Can you prove employees received required safety training? Many OSHA standards require you to certify in writing that mandated training has taken place. Certification generally includes:
- Employee name
- Date of training
- Content of training
- Evaluation results
- Name and title of trainer
OSHA also requires a record of employee injuries and illnesses. The Occupational Safety and Health Act requires you to keep a record of all incidents resulting in death, days away from work, restricted work, transfer to another job, treatment beyond first aid, loss of consciousness, or diagnosis of a significant injury or illness by a physician. This information must be recorded and updated on an OSHA Form 300, the log of work-related injuries and illnesses. In addition, an OSHA Form 301, the injury and illness incident report, must be completed for each entry in the Form 300 log. This report includes more detailed data about how the injury or illness occurred. And once a year from February 1 to April 30, you must produce and post, for all employees to see, an OSHA Form 300A, which is an annual summary of work-related injuries and illnesses for the previous year.
Protect yourself with a paper trail.
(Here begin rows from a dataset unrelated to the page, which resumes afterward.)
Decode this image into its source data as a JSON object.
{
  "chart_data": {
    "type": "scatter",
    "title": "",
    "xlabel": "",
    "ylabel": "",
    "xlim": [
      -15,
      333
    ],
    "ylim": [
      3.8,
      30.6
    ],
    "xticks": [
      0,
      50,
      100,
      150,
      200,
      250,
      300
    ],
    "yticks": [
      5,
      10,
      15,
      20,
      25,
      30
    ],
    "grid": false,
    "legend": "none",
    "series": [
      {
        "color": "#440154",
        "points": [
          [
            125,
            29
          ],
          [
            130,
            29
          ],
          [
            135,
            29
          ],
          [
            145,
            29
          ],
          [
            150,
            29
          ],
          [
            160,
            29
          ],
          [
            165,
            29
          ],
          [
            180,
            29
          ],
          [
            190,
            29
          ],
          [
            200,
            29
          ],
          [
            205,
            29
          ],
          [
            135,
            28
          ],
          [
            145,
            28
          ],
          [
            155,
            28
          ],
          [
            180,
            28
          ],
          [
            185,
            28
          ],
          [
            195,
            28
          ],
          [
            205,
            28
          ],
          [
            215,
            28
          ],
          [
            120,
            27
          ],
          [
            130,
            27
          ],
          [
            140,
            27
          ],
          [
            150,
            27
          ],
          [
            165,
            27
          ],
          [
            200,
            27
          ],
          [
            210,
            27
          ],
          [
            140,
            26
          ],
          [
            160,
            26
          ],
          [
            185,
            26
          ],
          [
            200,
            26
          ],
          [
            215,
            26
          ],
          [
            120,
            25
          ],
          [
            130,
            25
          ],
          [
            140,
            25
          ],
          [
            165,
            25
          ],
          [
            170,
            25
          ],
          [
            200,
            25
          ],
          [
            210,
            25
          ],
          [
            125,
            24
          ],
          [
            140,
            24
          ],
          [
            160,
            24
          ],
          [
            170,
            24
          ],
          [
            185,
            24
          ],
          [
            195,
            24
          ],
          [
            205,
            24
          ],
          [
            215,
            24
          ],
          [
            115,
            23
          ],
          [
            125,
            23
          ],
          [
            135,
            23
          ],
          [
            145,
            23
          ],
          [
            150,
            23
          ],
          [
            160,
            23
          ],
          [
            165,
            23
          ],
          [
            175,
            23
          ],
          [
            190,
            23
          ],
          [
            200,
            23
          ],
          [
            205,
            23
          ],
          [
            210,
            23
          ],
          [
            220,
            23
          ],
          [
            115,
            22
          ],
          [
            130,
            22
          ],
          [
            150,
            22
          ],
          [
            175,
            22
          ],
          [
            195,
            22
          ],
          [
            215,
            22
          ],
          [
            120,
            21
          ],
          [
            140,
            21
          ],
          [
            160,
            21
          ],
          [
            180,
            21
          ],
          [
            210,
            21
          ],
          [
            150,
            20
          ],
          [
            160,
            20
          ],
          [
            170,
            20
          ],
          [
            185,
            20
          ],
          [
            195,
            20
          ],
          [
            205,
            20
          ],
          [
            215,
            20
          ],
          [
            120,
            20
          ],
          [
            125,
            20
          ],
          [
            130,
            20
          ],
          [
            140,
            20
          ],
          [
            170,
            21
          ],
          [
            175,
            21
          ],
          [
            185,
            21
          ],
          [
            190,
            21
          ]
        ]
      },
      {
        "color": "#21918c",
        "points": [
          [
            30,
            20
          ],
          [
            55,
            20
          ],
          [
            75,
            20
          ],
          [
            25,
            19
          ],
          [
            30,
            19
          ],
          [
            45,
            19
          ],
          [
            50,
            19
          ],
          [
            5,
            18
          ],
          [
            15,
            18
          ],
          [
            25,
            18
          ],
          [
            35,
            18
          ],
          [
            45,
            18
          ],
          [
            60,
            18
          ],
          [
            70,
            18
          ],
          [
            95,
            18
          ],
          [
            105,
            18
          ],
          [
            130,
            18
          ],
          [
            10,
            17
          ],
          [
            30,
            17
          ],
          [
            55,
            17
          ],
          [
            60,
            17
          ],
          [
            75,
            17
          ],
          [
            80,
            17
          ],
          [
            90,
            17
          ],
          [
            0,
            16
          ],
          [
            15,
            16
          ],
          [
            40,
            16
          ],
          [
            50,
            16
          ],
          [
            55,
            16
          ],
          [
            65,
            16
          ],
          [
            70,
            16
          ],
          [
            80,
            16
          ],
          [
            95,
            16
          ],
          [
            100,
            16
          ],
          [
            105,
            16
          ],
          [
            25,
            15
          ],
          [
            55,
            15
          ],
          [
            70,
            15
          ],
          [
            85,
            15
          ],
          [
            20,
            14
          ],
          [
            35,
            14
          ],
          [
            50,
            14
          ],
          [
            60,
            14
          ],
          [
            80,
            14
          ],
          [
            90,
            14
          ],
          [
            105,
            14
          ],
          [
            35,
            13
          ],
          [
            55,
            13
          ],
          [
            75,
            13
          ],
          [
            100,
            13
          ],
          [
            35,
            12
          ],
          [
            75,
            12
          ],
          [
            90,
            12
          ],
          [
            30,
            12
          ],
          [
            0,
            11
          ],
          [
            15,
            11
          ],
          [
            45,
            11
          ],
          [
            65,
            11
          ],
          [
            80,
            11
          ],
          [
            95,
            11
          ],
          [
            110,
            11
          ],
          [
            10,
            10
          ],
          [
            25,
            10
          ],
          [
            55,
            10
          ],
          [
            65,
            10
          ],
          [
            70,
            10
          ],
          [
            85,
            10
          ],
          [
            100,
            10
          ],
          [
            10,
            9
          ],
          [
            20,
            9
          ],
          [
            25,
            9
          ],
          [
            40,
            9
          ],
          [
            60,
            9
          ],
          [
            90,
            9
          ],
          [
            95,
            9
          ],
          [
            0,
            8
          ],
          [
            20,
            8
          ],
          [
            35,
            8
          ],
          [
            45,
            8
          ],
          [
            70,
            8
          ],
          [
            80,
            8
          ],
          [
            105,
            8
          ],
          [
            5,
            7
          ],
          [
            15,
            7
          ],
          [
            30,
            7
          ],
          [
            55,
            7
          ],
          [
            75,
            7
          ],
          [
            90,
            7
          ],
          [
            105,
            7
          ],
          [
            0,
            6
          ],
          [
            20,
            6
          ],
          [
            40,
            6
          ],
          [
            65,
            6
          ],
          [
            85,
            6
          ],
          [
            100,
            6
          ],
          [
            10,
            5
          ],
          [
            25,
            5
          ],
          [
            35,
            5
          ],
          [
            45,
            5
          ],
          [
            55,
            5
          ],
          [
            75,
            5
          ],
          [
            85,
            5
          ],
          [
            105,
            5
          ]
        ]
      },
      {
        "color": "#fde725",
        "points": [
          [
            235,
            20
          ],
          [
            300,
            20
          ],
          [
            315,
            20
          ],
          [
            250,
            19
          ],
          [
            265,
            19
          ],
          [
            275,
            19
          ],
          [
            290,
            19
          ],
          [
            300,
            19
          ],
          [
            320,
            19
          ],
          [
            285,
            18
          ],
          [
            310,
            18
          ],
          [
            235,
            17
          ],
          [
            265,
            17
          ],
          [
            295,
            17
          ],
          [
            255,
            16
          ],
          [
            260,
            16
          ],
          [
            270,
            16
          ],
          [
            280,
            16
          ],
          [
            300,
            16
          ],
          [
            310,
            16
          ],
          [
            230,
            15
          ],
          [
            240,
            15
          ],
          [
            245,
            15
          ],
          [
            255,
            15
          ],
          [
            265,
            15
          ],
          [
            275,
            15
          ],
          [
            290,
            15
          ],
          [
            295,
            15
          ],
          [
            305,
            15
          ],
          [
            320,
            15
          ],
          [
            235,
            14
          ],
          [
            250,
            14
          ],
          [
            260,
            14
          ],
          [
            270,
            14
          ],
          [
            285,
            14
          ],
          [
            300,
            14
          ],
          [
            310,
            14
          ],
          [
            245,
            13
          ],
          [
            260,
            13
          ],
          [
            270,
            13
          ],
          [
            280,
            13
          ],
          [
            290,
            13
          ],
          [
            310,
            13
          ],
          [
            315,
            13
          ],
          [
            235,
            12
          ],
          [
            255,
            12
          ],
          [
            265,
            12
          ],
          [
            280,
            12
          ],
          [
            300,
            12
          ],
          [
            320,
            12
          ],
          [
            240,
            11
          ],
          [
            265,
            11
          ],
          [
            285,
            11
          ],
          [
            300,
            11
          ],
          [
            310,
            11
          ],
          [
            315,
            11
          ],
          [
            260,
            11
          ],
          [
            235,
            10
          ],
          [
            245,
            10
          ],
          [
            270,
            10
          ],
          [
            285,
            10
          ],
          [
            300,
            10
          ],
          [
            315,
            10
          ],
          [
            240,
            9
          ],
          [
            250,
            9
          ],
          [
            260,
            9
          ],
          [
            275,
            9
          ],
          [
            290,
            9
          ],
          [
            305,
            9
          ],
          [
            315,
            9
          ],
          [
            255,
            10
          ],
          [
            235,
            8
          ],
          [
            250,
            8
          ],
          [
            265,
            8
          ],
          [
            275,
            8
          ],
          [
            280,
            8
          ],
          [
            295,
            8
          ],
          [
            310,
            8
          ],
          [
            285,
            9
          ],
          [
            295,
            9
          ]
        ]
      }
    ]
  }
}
Along with requirements concerning which records you must keep, OSHA also has rules about how long you have to keep those records.
- Training records should be kept for the duration of the worker's employment.
- The OSHA 300 injury/illness log, the 300A annual summary, and all Form 301 incident reports should be kept for a minimum of 5 years following the year to which they relate. Old OSHA 200 and 101 forms, which were replaced by Forms 300 and 301 in 2002, should also be kept for 5 years following the year to which they relate.
- Records of any medical examination required because of exposure to toxic or hazardous substances, or generally required by OSHA, should be retained for 30 years after the employee terminates employment.
Some records raise employee privacy issues. OSHA has designated certain injury/illness records as "privacy concern cases."
|Why It Matters...
- Checking employer safety and health records is a routine part of any state or federal OSHA inspection.
- In recent years, penalties for recordkeeping noncompliance have included one $500,000 fine and another for over $1 million for a single company.
- Accurate records help reduce injuries and illnesses by helping you pinpoint the hazards that cause accidents.
- Failure to keep proper safety and health records could be placing employees at risk.
Privacy cases involve injuries or illnesses to an intimate body part or the reproductive system, a sexual assault injury or illness, mental illness, HIV infection, hepatitis, tuberculosis, needlestick injuries, and cuts from objects contaminated with blood or other infectious material. If you're dealing with a privacy case, you may not enter the employee's name on the logs, but rather you should enter "privacy concern case" in place of the name. Then you must keep separate, confidential lists of case numbers and employee names so that cases may be identified and updated. In addition, HIPAA (Health Insurance Portability and Accountability Act) imposes national standards to protect individuals' medical records and other personal health information. HIPAA privacy rules provide that, in general, an employee's healthcare information may not be disclosed without permission, except for treatment, payment, or healthcare operations.